Homo Sapiens (2016) es el único film de Geyrhalter que no trata sobre el trabajo ni directa ni indirectamente, sino que se retrotrae a una cuestión entre actual y ancestral. El ecologismo que hoy en día se sobrepone a una visión más tradicional y de unicidad entre el ser humano moderno y el cosmos hará que el film se aborde de una forma determinada. Pero, en cierto modo, la lectura que resulta ahora secundaria por estar poco de moda puede prevalecer gracias al carácter no-militante de la película. El rumbo que tomó el ser humano desde la Revolución Industrial ha ido cogiendo velocidad a medida que los siglos han pasado y el hecho de mirar al planeta como una fuente de recursos que puede ser administrada e incluso aprovechada dista mucho de ser una solución válida. Antes de ponernos a reciclar sin talento deberíamos pensar qué estamos reciclando y antes de comprar un coche eléctrico deberíamos reflexionar acerca de la cantidad de asfalto con la que se ha cubierto el suelo… La propuesta de Geyrhalter, lejos de esclarecer ni sentenciar nada, se limita a mostrar las consecuencias reales del estilo de vida dominante desde hace doscientos años haciendo uso exclusivo de la imagen y del sonido ambiente.

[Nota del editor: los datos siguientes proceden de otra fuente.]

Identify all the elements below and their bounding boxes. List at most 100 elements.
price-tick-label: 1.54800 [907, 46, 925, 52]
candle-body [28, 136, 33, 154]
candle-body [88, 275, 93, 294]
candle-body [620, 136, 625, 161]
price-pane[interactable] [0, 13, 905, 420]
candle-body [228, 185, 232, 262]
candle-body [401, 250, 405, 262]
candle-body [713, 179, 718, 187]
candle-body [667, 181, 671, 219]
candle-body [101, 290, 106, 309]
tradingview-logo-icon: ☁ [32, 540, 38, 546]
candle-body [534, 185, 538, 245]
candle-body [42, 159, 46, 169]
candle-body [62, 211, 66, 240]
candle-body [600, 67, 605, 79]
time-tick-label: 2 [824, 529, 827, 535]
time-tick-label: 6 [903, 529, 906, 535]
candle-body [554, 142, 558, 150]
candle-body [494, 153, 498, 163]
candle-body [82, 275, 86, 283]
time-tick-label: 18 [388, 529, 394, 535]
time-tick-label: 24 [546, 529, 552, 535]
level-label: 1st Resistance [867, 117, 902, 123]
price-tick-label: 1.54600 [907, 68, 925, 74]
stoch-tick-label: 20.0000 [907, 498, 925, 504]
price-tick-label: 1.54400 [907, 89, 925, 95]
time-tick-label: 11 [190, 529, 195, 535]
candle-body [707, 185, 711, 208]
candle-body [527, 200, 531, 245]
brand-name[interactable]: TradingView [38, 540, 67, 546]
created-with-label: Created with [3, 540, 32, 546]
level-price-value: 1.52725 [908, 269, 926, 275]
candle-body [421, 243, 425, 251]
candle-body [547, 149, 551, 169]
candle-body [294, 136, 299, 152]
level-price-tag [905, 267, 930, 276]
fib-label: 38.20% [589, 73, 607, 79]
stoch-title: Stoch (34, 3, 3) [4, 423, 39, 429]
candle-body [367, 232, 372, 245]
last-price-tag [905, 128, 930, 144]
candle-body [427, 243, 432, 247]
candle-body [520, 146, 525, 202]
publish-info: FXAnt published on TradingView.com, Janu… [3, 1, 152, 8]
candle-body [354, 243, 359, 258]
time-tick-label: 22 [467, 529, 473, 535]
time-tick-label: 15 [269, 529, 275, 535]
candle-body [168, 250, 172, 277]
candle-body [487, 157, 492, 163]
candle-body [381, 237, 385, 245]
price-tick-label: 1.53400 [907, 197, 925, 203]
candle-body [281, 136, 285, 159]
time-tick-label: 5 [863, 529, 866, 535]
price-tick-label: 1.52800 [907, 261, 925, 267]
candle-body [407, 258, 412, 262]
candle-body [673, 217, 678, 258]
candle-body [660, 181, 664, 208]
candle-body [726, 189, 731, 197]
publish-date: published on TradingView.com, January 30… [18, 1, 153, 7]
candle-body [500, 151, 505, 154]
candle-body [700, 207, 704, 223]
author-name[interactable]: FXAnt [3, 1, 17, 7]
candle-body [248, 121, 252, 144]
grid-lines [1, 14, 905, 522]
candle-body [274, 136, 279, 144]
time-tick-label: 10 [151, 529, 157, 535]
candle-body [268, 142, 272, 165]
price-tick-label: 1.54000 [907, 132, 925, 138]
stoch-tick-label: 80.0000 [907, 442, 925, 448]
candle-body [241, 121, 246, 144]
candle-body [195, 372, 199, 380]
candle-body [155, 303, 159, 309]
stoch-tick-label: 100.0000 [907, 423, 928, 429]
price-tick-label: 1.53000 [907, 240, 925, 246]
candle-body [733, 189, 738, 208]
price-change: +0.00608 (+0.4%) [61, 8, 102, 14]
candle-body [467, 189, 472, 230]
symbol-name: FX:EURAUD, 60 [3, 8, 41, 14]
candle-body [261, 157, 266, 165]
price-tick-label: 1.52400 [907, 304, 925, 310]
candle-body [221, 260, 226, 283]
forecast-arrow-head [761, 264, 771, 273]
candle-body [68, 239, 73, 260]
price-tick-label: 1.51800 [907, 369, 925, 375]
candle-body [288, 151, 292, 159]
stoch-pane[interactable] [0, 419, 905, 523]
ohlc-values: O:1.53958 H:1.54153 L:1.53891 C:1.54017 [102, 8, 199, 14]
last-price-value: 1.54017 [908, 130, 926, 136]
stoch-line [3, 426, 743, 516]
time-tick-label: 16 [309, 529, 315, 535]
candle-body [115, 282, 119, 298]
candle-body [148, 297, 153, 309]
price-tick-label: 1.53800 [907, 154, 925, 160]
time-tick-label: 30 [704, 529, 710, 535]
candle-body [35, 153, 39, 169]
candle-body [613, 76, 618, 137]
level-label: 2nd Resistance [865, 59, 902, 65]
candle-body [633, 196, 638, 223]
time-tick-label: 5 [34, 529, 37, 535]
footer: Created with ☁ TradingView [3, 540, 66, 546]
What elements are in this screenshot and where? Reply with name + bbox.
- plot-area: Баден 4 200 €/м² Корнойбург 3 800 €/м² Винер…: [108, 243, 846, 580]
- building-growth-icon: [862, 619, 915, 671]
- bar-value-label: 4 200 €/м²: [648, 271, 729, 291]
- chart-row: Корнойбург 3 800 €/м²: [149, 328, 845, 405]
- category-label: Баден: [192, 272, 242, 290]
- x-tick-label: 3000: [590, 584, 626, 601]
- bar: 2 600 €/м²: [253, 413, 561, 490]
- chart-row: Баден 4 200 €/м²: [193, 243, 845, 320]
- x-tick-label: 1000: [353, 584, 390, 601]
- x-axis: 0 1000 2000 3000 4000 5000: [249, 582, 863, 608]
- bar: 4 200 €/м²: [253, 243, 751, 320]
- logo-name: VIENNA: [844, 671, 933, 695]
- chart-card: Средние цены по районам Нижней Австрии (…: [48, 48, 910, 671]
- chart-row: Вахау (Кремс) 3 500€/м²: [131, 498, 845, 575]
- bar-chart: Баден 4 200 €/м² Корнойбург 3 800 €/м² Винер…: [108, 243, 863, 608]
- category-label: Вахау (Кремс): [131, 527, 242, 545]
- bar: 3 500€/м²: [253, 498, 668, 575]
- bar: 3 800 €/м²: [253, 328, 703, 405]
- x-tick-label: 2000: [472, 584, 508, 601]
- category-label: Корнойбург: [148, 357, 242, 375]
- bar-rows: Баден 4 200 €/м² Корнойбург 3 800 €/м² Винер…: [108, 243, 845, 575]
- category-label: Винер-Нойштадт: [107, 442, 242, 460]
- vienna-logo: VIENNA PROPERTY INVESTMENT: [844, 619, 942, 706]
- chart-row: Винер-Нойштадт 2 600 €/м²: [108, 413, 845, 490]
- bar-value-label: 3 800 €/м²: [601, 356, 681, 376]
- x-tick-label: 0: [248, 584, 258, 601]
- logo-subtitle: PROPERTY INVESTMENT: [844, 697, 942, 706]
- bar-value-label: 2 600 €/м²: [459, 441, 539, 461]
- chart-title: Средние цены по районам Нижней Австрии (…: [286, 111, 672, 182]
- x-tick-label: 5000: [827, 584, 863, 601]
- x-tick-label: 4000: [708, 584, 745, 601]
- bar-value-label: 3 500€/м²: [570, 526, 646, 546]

A diferencia de films documentales como Baraka (1992) o Samsara (2011) de Ron Fricke, Homo Sapiens huye del buenismo y la fascinación exótica multicultural para mostrar la cara más desesperanzadora del globo, así como deshecha el imaginario de brillante cáscara y la música estridente y tremendista mientras se adentra en el paulatino submundo de la imagen reveladora por catastrófica para hacer un retrato real y brutal del mundo moderno. Homo Sapiens dice todo lo que se puede del hombre occidental —y, ahora, también oriental— mediante el “desperdicio” que ha ido dejando atrás: la mugre, las ruinas, el polvo, las estructuras… pero también el arte y la huella de su existencia, haciendo difícil y extremadamente satisfactorio el apreciar y el hablar de su cine.